En nuestra cultura se acepta ya difícilmente que un gran directivo sea un auténtico triunfador si es un padre ausente o deplorable
La densidad del tiempo se construye, en gran medida, sobre la creciente precisión de los indicadores de productividad en el trabajo y el incremento exponencial de una conectividad que también permite trabajar remotamente y que conspira para que la separación entre la oficina y el hogar se difumine. Hay que añadirle a todo eso la necesidad obsesiva de vivir una vida que solo puede ser plena si es intensa. Esa intensidad suele plasmarse en la adoración irracional del multitasking y la admiración de la eficiencia (todo lo que no son obligaciones, incluido el ocio programado, son distracciones).
No se puede decir que la desorganización del tiempo sea la consecuencia de las nuevas tecnologías, porque las aplicaciones de mensajería instantánea, las redes sociales, los correos electrónicos, las agendas digitales y el teléfono móvil nos ayudan a coordinarnos con los demás. Tampoco podemos afirmar que la densidad sea el producto exclusivo de una mayor conectividad, porque esta nunca hubiera sido invasiva si no existieran una profunda desorganización temporal, los nuevos indicadores de productividad en la oficina y el romance con la eficiencia plena y el multitasking.

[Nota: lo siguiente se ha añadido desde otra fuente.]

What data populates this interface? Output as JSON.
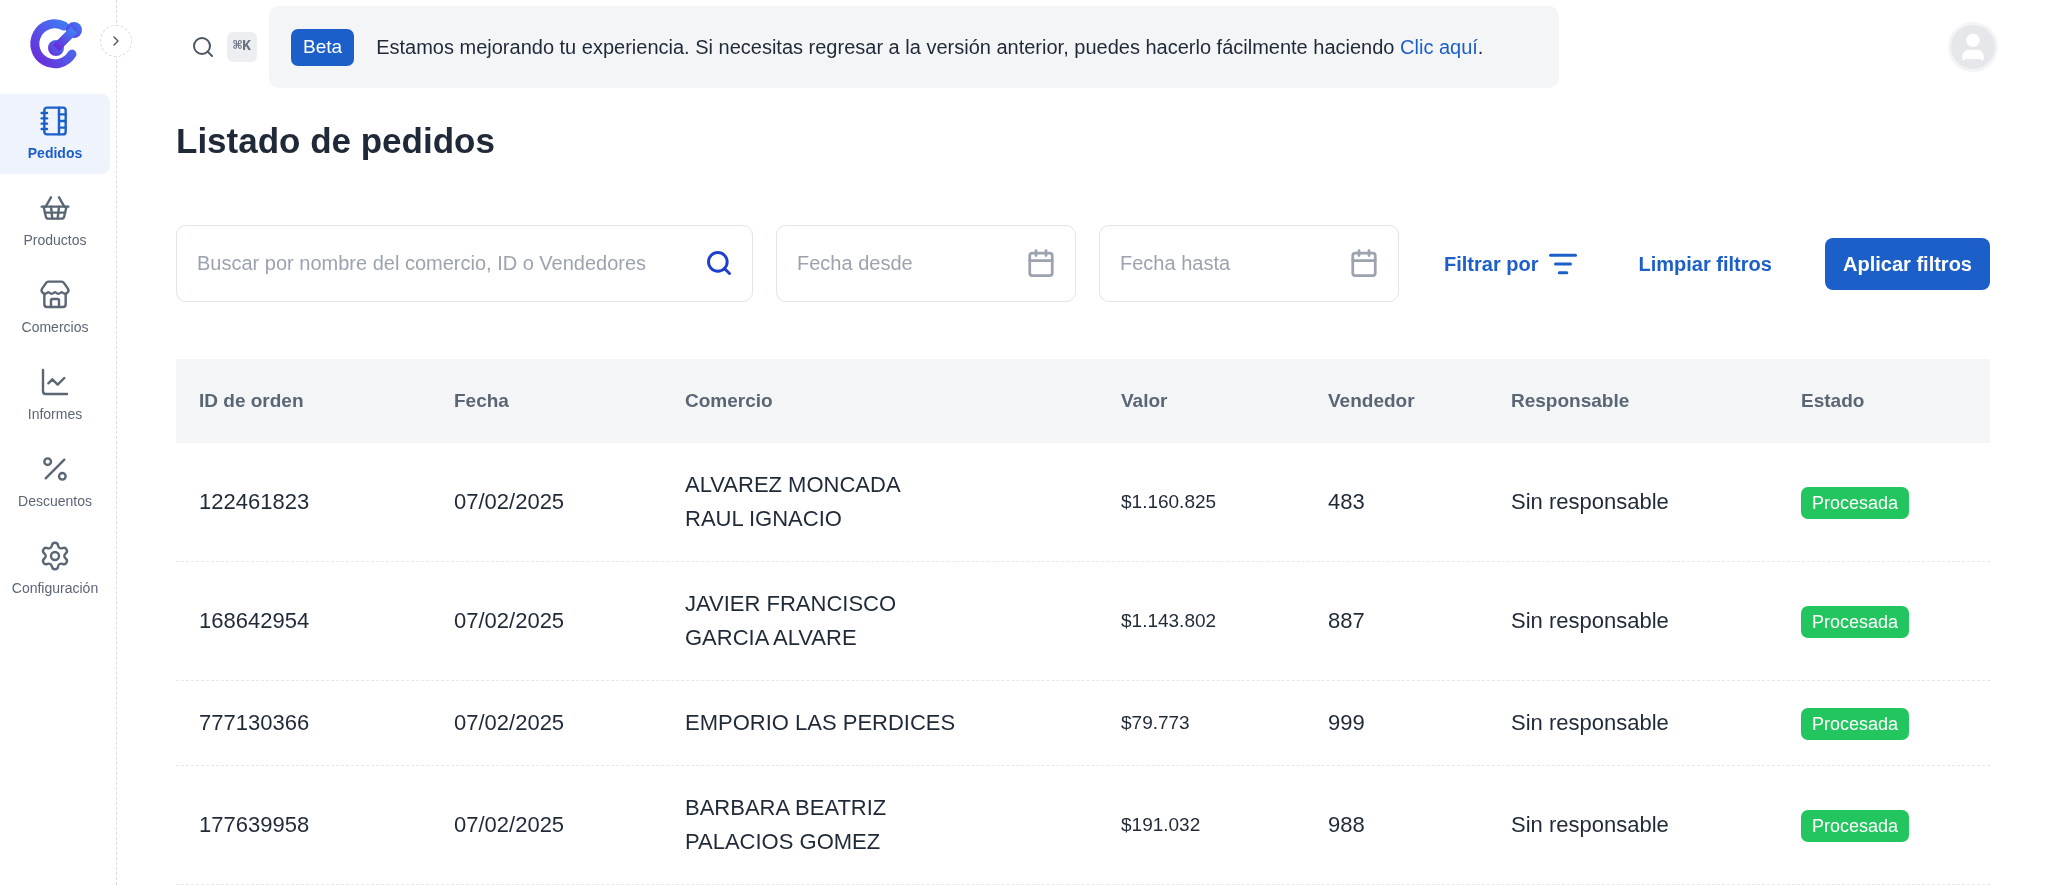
{
  "sidebar": {
    "items": [
      {
        "label": "Pedidos",
        "kind": "orders",
        "selected": true
      },
      {
        "label": "Productos",
        "kind": "products",
        "selected": false
      },
      {
        "label": "Comercios",
        "kind": "merchants",
        "selected": false
      },
      {
        "label": "Informes",
        "kind": "reports",
        "selected": false
      },
      {
        "label": "Descuentos",
        "kind": "discounts",
        "selected": false
      },
      {
        "label": "Configuración",
        "kind": "settings",
        "selected": false
      }
    ]
  },
  "topbar": {
    "shortcut": "⌘K",
    "banner": {
      "badge": "Beta",
      "message": "Estamos mejorando tu experiencia. Si necesitas regresar a la versión anterior, puedes hacerlo fácilmente haciendo",
      "link": "Clic aquí",
      "after_link": "."
    }
  },
  "title": "Listado de pedidos",
  "filters": {
    "search_placeholder": "Buscar por nombre del comercio, ID o Vendedores",
    "date_from_placeholder": "Fecha desde",
    "date_to_placeholder": "Fecha hasta",
    "filter_by": "Filtrar por",
    "clear": "Limpiar filtros",
    "apply": "Aplicar filtros"
  },
  "table": {
    "columns": [
      "ID de orden",
      "Fecha",
      "Comercio",
      "Valor",
      "Vendedor",
      "Responsable",
      "Estado"
    ],
    "rows": [
      {
        "id": "122461823",
        "date": "07/02/2025",
        "merchant": [
          "ALVAREZ MONCADA",
          "RAUL IGNACIO"
        ],
        "value": "$1.160.825",
        "seller": "483",
        "responsible": "Sin responsable",
        "status": "Procesada"
      },
      {
        "id": "168642954",
        "date": "07/02/2025",
        "merchant": [
          "JAVIER FRANCISCO",
          "GARCIA ALVARE"
        ],
        "value": "$1.143.802",
        "seller": "887",
        "responsible": "Sin responsable",
        "status": "Procesada"
      },
      {
        "id": "777130366",
        "date": "07/02/2025",
        "merchant": [
          "EMPORIO LAS PERDICES"
        ],
        "value": "$79.773",
        "seller": "999",
        "responsible": "Sin responsable",
        "status": "Procesada"
      },
      {
        "id": "177639958",
        "date": "07/02/2025",
        "merchant": [
          "BARBARA BEATRIZ",
          "PALACIOS GOMEZ"
        ],
        "value": "$191.032",
        "seller": "988",
        "responsible": "Sin responsable",
        "status": "Procesada"
      }
    ]
  }
}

Como vemos, la obsesión con la falta de tiempo no obedece ni a la ausencia de un espacio para el ocio que, en realidad, se ha incrementado desde 1965, ni a un contexto sin precedentes históricos que nos vuelve a todos pioneros, ni al influjo maligno, unilateral y exclusivo de las nuevas tecnologías. Si queremos cambiar nuestra situación, tenemos que empezar por dejar de engañarnos.